Il Tribunale di Lecco ha assolto un titolare di farmacia dall’accusa di inosservanza dei provvedimenti dell’Autorità, reato previsto dall’art. 650 del Codice penale. Un’imputazione nata dal presunto mancato ritiro da parte della farmacia, di un lotto di materia prima dichiarata impura dall’AIFA. Secondo l’accusa, la mancata riconsegna al grossista del farmaco, avrebbe costituito violazione di un ordine dell’Autorità sanitaria. Il giudice, accogliendo la tesi difensiva, ha però stabilito che non si trattava di un ordine vincolante, bensì di una comunicazione di ritiro volontario, non notificata direttamente alla farmacia e priva di termini perentori. Da qui la formula assolutoria “perché il fatto non sussiste”.
"Con sentenza del Tribunale di Lecco seconda sezione penale n. 359 del 25 giugno u.s., il titolare della farmacia veniva assolto, perché il fatto non sussiste, – spiega l’avvocato Stefano Carlo Ribolzi che ha assistito legalmente il titolare - dall’accusa formulata dal P.M. di consumazione del reato di cui all’articolo 650 c.p. (inosservanza dei provvedimenti dell’Autorità). In particolare, il titolare di farmacia veniva accusato di non avere ottemperato all’ordine di AIFA di ritiro di un determinato lotto di una materia prima divenuta impura.

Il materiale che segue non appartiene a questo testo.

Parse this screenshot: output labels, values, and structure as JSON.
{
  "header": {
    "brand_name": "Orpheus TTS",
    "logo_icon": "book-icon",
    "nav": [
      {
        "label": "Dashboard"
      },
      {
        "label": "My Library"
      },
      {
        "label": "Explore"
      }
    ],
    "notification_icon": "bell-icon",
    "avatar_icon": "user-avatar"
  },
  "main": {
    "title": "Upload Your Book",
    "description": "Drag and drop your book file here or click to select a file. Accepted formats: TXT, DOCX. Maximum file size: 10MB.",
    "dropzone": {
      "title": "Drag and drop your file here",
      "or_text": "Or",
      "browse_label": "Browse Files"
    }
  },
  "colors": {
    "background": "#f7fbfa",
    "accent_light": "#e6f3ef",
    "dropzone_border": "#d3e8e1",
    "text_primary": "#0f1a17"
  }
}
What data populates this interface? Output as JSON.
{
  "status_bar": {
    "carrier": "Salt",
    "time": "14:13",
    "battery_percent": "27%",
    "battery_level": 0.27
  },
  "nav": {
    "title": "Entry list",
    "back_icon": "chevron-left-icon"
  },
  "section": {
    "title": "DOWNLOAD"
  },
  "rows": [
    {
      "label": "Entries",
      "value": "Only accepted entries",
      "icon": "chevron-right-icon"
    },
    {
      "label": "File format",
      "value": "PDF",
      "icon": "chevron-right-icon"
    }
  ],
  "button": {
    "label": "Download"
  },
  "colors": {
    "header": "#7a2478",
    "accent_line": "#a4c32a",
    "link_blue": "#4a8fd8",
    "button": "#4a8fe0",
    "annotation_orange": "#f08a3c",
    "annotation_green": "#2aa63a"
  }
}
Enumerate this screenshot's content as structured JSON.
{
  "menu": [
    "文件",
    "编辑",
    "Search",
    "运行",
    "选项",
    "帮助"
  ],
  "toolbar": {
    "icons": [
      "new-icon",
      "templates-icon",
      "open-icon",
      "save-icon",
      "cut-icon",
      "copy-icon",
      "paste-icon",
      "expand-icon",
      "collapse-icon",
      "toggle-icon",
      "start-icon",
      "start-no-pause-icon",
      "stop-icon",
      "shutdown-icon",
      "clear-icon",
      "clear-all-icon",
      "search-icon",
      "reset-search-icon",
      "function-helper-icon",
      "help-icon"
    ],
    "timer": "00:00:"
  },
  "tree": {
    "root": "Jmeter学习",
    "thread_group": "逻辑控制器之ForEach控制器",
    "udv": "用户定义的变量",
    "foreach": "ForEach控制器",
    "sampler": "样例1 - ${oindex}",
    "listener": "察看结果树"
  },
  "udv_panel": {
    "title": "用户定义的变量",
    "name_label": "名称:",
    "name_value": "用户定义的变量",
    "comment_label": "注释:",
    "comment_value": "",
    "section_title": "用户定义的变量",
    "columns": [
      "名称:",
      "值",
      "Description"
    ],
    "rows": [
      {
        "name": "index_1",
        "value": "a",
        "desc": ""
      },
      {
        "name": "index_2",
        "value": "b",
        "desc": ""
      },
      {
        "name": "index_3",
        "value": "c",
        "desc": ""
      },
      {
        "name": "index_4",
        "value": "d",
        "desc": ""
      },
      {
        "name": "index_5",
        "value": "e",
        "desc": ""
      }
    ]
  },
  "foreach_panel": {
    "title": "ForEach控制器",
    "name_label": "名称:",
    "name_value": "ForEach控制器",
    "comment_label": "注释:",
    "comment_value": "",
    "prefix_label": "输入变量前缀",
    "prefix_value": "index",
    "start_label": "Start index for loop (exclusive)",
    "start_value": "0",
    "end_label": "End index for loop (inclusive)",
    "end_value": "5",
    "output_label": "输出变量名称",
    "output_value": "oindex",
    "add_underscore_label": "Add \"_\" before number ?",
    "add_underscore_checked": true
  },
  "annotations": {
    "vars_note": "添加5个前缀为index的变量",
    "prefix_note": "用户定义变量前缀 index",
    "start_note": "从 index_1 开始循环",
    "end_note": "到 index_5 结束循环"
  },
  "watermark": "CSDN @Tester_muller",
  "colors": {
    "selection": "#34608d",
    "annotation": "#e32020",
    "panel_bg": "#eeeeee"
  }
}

Sposando la tesi difensiva il Tribunale arrivava alla decisione assolutoria dell’imputato perché il provvedimento AIFA non perveniva specificatamente alla sua farmacia” quindi, aggiunge l’avvocato “non poteva definirsi stricto sensu ordine ma mera comunicazione di ritiro volontario disposto dal produttore. Non conteneva un termine perentorio entro cui provvedere del quale poteva ritenersi integrata una mancata ottemperanza al contenuto dell’ordine medesimo”.
La decisione del tribunale indica che, in casi simili, cioè qualora manchi la notifica diretta del provvedimento alla farmacia, il ritiro sia disposto come iniziativa volontaria del produttore e non come ordine perentorio dell’Autorità e non venga fissato un termine vincolante di ottemperanza, il titolare di farmacia può sostenere che non si configuri alcun reato.
“Da quanto sopra – conclude l’avvocato - emerge che, qualora si ravvisino uno o più elementi come nel caso esposto, il titolare di farmacia potrà eccepire, a seguito di eventuale ispezione e contestazione, l’insussistenza del discusso reato".